The Senate acted as the FAA said there had been at least 863 flights delayed on Wednesday "attributable to staffing reductions resulting from the furlough."
There was no immediate reaction at the White House, although administration officials participated in the negotiations that led to the deal and evidently registered no objections.
Sen. Susan Collins (R) of Maine, a key participant in the talks, said the legislation would "prevent what otherwise would have been intolerable delays in the air travel system, inconveniencing travelers and hurting the economy."
Senate approval followed several hours of pressure-filled, closed-door negotiations, and came after most senators had departed the Capitol on the assumption that the talks had fallen short.

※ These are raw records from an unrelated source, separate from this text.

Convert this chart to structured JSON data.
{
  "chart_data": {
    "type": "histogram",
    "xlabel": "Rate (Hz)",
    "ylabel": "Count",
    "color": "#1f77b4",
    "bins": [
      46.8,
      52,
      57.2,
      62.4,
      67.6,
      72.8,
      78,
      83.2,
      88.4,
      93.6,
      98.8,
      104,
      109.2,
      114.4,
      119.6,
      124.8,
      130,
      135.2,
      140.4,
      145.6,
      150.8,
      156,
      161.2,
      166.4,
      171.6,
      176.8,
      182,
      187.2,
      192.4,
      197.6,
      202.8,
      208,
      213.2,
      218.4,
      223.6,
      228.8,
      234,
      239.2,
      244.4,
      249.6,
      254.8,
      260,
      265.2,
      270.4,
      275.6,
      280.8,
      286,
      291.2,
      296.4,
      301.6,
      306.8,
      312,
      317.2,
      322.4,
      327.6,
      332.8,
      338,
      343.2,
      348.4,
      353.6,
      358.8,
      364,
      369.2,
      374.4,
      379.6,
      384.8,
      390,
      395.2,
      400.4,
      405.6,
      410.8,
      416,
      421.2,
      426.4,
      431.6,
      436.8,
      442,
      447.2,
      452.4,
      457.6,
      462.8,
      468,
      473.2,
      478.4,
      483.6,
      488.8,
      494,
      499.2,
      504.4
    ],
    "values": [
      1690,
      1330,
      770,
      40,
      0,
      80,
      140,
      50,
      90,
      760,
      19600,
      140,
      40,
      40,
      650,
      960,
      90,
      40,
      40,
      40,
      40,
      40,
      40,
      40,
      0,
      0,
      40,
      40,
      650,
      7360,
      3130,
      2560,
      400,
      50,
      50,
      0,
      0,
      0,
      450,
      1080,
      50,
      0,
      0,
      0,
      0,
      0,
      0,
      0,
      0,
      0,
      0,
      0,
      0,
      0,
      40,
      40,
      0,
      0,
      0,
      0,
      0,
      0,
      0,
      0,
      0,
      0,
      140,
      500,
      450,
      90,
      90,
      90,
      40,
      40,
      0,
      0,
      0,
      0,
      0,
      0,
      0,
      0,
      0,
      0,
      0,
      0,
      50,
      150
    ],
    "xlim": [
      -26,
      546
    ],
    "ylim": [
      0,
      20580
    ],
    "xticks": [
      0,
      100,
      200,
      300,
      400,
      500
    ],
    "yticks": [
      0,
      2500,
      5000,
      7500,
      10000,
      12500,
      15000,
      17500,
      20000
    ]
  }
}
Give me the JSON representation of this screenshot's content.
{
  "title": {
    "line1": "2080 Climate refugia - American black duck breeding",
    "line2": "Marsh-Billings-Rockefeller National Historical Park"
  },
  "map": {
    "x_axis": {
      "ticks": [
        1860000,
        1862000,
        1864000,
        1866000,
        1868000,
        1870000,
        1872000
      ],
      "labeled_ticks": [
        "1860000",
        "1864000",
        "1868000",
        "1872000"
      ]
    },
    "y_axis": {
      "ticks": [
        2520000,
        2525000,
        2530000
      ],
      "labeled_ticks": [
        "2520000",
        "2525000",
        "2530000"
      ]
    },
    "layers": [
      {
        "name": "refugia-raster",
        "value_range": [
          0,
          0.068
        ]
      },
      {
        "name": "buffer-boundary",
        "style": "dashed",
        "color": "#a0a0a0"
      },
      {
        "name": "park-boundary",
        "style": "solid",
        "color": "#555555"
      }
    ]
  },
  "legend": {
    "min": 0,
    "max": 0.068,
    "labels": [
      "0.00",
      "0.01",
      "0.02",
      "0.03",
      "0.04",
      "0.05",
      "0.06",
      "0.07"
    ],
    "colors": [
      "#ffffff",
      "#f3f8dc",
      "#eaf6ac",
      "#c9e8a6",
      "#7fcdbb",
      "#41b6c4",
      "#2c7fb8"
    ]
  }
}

Officials said a small group of senators insisted on a last-ditch effort at an agreement before Congress adjourned for a vacation that could have become politically problematic if the flight delays continued.
For the White House and Senate Democrats, the discussions on legislation relating to one relatively small slice of the $85 billion in spending cuts marked a shift in position in a long-running struggle with Republicans over budget issues. Similarly, the turn of events marked at least modest vindication of a decision by the House GOP last winter to finesse some budget struggles in order to focus public attention on the across-the-board cuts in hopes they would gain leverage over President Barack Obama.
The Professional Aviation Safety Specialists, a union that represents FAA employees, reported a number of incidents it said were due to the furloughs.
In one case, it said several flights headed for Long Island MacArthur Airport in New York were diverted on Wednesday when a piece of equipment failed. "While the policy for this equipment is immediate restoral, due to sequestration and furloughs it was changed to next-day restoral," the union said.
It added it was "learning of additional impacts nationwide, including open watches, increased restoration times, delays resulting from insufficient funding for parts and equipment, modernization delays, missed or deferred preventative maintenance, and reduced redundancy."